After taking a class at Bourbon and Branch on molecular gastronomy cocktails, we ended up at the shiny new, gloriously-tiki-ed-out Zombie Village in San Francisco. We started chatting with the bartender (Doc Parks) who ended up being a bit of a mini-celebrity in the tiki world. At any rate, I had a sudden flash of inspiration and asked for a Rumfire negroni. He thought about it for a second and advised me to split the base with another quieter rum. The result was brilliant.

Bartender extraordinaire! Doc Parks @ Zombie Village
The split based rumfire negroni that Doc made me
x is inversely proportional to y, in which
x = Number of selfies discovered on phone the next morning
y = Sobriety that night

The other day, hankering for one of those again, I decided to follow his advice and split the base.

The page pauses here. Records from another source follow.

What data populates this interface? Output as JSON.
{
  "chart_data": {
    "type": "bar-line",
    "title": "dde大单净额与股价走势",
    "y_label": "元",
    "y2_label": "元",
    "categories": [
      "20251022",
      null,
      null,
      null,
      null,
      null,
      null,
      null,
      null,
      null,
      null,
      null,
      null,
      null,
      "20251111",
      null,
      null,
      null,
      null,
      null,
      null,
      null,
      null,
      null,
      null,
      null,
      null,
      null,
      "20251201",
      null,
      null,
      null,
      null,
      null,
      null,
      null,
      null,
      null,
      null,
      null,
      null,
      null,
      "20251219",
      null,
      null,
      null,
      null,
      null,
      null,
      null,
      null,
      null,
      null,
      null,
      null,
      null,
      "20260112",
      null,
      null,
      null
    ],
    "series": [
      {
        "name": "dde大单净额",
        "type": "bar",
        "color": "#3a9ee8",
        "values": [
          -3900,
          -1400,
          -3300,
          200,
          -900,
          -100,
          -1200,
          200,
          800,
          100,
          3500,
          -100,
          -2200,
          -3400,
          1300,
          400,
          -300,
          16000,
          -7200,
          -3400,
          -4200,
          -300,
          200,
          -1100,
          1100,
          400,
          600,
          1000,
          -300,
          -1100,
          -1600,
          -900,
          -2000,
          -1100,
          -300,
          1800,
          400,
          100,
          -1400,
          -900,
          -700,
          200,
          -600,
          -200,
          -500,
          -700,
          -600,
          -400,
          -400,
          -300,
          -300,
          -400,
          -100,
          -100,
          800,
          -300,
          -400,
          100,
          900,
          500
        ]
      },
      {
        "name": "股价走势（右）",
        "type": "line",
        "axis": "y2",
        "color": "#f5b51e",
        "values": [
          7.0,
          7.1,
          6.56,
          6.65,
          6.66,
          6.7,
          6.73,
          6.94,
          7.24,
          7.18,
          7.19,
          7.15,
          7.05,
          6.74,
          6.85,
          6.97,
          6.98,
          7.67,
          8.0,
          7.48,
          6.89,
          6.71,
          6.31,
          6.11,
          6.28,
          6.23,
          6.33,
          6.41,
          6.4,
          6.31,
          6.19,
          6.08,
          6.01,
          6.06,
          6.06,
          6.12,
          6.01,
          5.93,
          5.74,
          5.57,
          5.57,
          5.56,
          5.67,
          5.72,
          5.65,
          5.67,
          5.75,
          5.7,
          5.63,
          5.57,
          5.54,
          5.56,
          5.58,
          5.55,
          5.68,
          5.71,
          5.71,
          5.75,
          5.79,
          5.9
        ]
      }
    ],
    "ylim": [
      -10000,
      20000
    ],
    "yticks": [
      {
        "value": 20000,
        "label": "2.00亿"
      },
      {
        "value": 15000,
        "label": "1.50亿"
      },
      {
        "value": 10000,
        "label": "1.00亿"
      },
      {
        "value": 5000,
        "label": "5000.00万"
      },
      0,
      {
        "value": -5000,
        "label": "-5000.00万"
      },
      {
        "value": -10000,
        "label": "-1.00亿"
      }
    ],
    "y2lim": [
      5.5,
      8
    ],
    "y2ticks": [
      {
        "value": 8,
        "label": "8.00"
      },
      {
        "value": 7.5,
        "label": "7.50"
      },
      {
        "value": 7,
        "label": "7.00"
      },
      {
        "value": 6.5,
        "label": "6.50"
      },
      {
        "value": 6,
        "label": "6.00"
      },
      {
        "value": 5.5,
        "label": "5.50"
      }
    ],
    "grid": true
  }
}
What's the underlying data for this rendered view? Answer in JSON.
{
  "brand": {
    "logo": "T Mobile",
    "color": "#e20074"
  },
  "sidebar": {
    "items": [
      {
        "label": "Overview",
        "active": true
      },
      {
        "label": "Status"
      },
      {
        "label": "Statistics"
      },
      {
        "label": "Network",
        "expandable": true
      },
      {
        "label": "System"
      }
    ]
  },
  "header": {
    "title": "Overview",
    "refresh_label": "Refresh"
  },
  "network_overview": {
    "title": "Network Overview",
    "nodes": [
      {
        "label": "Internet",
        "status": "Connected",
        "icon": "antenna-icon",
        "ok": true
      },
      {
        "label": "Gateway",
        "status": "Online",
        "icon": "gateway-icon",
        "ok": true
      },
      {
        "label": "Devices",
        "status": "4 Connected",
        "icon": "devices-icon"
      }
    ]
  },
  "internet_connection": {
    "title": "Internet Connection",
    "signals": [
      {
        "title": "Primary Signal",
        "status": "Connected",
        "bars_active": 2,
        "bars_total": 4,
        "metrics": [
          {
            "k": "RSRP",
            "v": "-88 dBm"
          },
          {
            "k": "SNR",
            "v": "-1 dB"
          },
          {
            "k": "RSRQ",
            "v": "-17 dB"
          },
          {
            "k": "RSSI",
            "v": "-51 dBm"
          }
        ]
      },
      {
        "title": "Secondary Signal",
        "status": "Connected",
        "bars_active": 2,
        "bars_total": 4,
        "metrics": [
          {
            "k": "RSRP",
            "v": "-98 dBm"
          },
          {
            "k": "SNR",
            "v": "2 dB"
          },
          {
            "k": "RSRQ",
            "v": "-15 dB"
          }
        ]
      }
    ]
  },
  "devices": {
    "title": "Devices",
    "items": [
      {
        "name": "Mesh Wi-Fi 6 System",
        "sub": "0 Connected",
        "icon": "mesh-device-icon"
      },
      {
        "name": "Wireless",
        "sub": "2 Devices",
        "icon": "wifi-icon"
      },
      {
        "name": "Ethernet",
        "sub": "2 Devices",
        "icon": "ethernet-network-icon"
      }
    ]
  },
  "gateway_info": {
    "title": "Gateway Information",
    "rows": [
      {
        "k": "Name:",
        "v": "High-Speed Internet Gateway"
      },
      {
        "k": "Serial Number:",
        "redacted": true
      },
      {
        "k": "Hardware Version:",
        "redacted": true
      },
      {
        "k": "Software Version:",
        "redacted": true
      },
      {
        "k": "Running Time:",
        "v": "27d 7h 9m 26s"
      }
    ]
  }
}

I also substituted dry vermouth for sweet vermouth, since I found the rum sweet enough on its own. My longstanding gripe with the “rumgroni” or “Jamaican Negroni”, where the gin is simply subbed out for the rum, is that it becomes too sweet.

Initially, we went without the Banane du Bresil, but ended up adding just a splash (0.25 oz) to add an extra layer of complexity to it. Plus, it smells really yummy with the Giffard. But in case you don’t have it, just know that the drink tastes remarkable without the Giffard as well. It is simply an extra flourish.

Rumfire split based negroni. Funky!


  • 0.75 oz Rumfire
  • 0.75 oz Dark Rum (El Dorado 5 is a good choice; we used Ron Santiago 12 in this one. You want something sweet to offset the rumfire)
  • 1 oz Dry Vermouth (we used Dolin)
  • 1 oz Campari
  • 0.25 oz Giffard’s Banane du Bresil




  • Mix and strain onto a rock
  • Don’t garnish it because you are lazy and impatient.